It may be tempting to argue that declining viewership is caused by just a few bad apples rather than the fundamental nature of the technology. After all, some of those referral numbers are significantly better than others and historically, there have been many cycles of technological disruption, copyright holder backlash, and then gradual realization by copyright holders that the technology can actually improve their businesses. However, even when AI companies appear to be following all the best practices and creating output that properly references sources, websites are still losing traffic. Google’s AI Overviews (powered by Gemini), which follows a lot of good practices and has the strongest incentive to send people to actual webpages because they contain Google ads, appears to be choking off web traffic by about 40%:

C. AI Crawlers Are Overwhelming Web Infrastructure and Driving Up the Costs of Maintaining a Website

Apart from the question of data governance, AI crawlers are taxing site infrastructure, significantly degrading site access for other users, and regularly taking down sites altogether. An estimated 30% to 39% of global web traffic now comes from bots. Unlike older search crawlers, AI crawlers ignore website permissions (robots.txt), crawl delay instructions, and bandwidth-saving guidelines, causing traffic spikes that can be 10-20x the normal level^[5] within just a few minutes. Many sysadmins report that crawlers are running random user-agents from tens of thousands of residential IP addresses, each one making just one HTTP request and therefore masquerading as a normal user. This activity amounts to a distributed-denial-of-service (DDoS) attack, which can’t be thwarted by mechanisms like IP blocking, device fingerprinting, or even CAPTCHAs.^[6] The crawler activity affects not just the websites being crawled, but other websites as well if they’re on a shared server.^[7] Even the largest sites experience performance issues when crawled by AI-related crawlers.

Sites hosting open source software seem to be particularly juicy targets. Anthropic was in the headlines last summer for visiting certain sites more than a million times a day. A GNOME sysadmin estimated that in a 2.5 hour sample, 97% of attempted visitors were crawlers. Both Fedora and LWN, a Linux/FOSS news site, have reported that only a small portion of their traffic now consists of humans and that they’re struggling just to keep their sites up – Fedora has been down for weeks at a time.
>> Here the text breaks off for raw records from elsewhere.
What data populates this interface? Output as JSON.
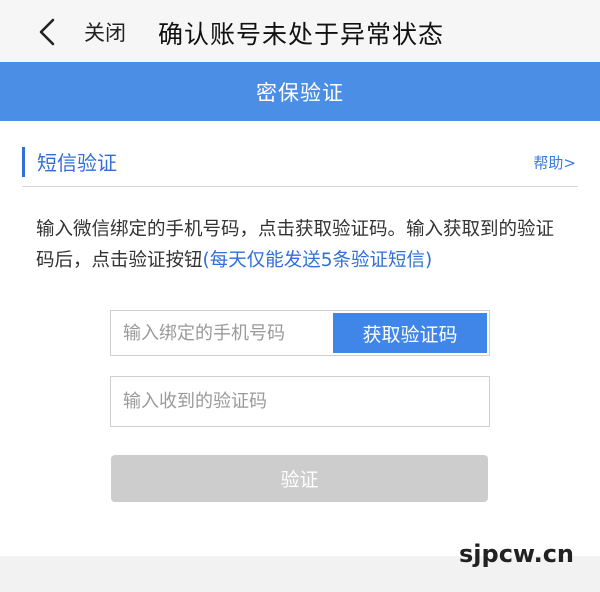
{
  "nav": {
    "back_icon": "chevron-left-icon",
    "close_label": "关闭",
    "title": "确认账号未处于异常状态"
  },
  "section": {
    "title": "密保验证",
    "color": "#4a8ee6"
  },
  "card": {
    "title": "短信验证",
    "help_label": "帮助>",
    "description": "输入微信绑定的手机号码，点击获取验证码。输入获取到的验证码后，点击验证按钮",
    "description_highlight": "(每天仅能发送5条验证短信)"
  },
  "form": {
    "phone_placeholder": "输入绑定的手机号码",
    "phone_value": "",
    "get_code_label": "获取验证码",
    "code_placeholder": "输入收到的验证码",
    "code_value": "",
    "verify_label": "验证"
  },
  "watermark": {
    "text": "sjpcw.cn"
  },
  "colors": {
    "accent": "#3f86e8",
    "link": "#2f6fd6",
    "disabled": "#cdcdcd"
  }
}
It does not appear to be the case that these are examples of crawler bugs – some report a regular pattern of being scraped every six hours.^[8]

Other kinds of websites are also being attacked. An April 2025 survey by the Confederation Open Access Repositories, representing libraries, universities, research institutions, etc. around the world, indicated that 80% of surveyed members had encountered service disruptions as a result of aggressive bots; a staggering ⅕ reported having a service outage that lasted several days. Wikimedia has seen a 50% increase in multimedia downloads on Wikipedia. The explosive growth in the number of crawlers out there and the scale of their activities drove Wikimedia to the point that it started creating structured Wikipedia datasets for AI companies to download just to keep them off the live site. Even small, niche sites have been under distress. A website hosting pictures of board games reported that it was crawled 50,000 times by OpenAI’s crawler in a single month, drawing 30 terabytes of bandwidth.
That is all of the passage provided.